Protéger les données de l'entreprise est devenu, à la faveur de la nouvelle réglementation européenne et au regard de l'actualité, une priorité absolue. Au-delà de la perte de crédibilité, lorsqu'une entreprise se fait dérober les données de ses clients, l'impact financier est considérable. Une étude Ponemon pour IBM révèle ainsi qu'en 2015, en France, le coût moyen total par entreprise des fuites de données a atteint 3,12 millions d'euros (en augmentation de 3,3 % en un an) et de 134 euros (+ 2 euros) par donnée.

"Il faut tout mettre en oeuvre pour rassurer le consommateur qui n'accepte plus que les données qu'il confie, soient traitées avec légèreté."

Les plus grandes marques ont été victimes de vols de données d'envergure, et certaines d'entre elles ont même fait l'objet de sanctions de la part de la Cnil, à l'instar d'Optical Center qui, fin 2015, s'est vu infliger une sanction pécuniaire de 50000 € après que certains manquements dans la sécurisation et la confidentialité des données des clients ont été constatés.

Par ailleurs, une récente étude menée au Royaume-Uni publiée en janvier par Informatica (spécialisée dans la sécurisation des systèmes d'information) révèle que la moitié des consommateurs ne partagent plus de données personnelles en ligne en raison de leurs craintes concernant la sécurité. Bref, tout concourt à repenser la façon dont sont protégées les données de l'entreprise. Mais encore faut-il savoir quels leviers actionner pour atteindre une efficacité optimale sans pour autant, nuire à la productivité et à la rentabilité de l'entreprise...

1. Protection des données clients : vos obligations

Depuis le mois d'avril, la donne a changé ! La nouvelle réglementation européenne exige, au-delà de la transparence sur la collecte et le traitement des données, que les entreprises signalent à l'autorité de contrôle nationale, les violations de données qui font courir un risque aux personnes concernées. Elles doivent par ailleurs communiquer, au plus tard 72 heures après l'identification du problème, toutes les violations à haut risque. Le législateur a d'autre part prévu de lourdes amendes (pouvant atteindre 20 millions d'euros ou 4% du total du chiffre d'affaires annuel mondial) sanctionnant - entre autres - le manque de rigueur dans la sécurisation des données.

Éric Alix, chief data officer (groupe La Poste)
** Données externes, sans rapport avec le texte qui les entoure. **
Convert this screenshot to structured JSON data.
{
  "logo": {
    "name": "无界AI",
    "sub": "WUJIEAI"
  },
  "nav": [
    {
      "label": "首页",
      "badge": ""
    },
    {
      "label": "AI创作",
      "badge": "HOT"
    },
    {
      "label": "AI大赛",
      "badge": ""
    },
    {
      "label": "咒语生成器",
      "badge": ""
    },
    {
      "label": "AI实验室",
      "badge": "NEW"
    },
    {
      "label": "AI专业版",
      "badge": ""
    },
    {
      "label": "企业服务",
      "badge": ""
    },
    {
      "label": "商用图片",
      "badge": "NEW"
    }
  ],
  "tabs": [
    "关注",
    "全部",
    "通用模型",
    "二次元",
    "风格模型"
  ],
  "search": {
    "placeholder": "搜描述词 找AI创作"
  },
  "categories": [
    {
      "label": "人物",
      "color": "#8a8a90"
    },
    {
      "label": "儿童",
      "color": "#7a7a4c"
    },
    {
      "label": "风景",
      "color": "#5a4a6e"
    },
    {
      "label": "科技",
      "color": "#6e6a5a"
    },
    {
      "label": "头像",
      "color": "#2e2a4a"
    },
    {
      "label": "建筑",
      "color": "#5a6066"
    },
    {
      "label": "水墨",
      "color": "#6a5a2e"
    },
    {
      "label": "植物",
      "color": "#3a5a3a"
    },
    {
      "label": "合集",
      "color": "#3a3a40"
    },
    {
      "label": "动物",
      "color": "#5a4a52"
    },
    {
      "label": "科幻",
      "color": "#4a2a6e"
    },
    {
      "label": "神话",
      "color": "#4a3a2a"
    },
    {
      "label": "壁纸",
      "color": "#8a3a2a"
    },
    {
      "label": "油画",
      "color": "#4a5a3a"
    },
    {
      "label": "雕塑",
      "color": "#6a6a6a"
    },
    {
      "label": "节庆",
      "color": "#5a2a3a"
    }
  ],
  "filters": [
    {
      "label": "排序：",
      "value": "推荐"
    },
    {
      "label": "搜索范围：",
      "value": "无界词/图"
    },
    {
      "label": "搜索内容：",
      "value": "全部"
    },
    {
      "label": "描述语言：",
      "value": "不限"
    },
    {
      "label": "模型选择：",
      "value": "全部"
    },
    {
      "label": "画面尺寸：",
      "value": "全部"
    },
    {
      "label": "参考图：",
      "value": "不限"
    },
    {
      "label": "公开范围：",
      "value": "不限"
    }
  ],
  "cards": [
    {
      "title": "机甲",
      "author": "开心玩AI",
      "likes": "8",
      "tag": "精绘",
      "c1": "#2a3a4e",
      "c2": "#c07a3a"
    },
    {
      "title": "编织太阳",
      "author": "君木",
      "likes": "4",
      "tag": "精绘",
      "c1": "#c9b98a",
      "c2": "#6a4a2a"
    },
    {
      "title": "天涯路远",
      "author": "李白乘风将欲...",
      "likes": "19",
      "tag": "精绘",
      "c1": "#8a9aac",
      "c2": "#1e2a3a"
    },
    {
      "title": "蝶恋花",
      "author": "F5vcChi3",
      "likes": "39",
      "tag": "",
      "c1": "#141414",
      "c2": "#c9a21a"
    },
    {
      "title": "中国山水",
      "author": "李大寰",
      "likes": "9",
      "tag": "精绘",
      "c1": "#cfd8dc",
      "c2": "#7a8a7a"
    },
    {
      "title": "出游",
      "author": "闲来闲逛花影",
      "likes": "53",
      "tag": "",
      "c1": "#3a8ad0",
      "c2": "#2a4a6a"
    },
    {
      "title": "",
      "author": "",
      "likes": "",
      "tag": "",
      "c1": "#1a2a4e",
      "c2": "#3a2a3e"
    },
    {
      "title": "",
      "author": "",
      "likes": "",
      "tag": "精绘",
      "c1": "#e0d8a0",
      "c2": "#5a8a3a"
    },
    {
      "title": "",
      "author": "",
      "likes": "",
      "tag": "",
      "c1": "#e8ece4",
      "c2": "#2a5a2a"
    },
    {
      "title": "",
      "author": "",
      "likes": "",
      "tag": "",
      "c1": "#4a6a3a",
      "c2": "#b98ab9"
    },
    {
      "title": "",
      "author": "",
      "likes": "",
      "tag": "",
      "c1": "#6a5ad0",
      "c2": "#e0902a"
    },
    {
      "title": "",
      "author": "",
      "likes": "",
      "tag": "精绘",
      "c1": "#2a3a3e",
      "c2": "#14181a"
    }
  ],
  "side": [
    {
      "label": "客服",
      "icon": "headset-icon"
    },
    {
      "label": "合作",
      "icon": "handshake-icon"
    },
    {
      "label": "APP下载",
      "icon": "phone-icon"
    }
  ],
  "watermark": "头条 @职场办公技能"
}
Pour Éric Alix, chief data officer pour le groupe La Poste (qui vient de se doter d'une charte data), "il faut tout mettre en oeuvre pour rassurer le consommateur qui n'accepte plus que les données qu'il confie, soient traitées avec légèreté". Conformément à l'article 57 de la nouvelle réglementation européenne, La Poste s'est également dotée d'un "chief protection officer" qui, selon Éric Alix, "se veut le garant des bonnes pratiques et assure une mission de contre-pouvoir dans la démarche de collecte et d'utilisation des données".



2. Dressez un état des lieux

Jérôme Granger, responsable de la communication (G Data Software)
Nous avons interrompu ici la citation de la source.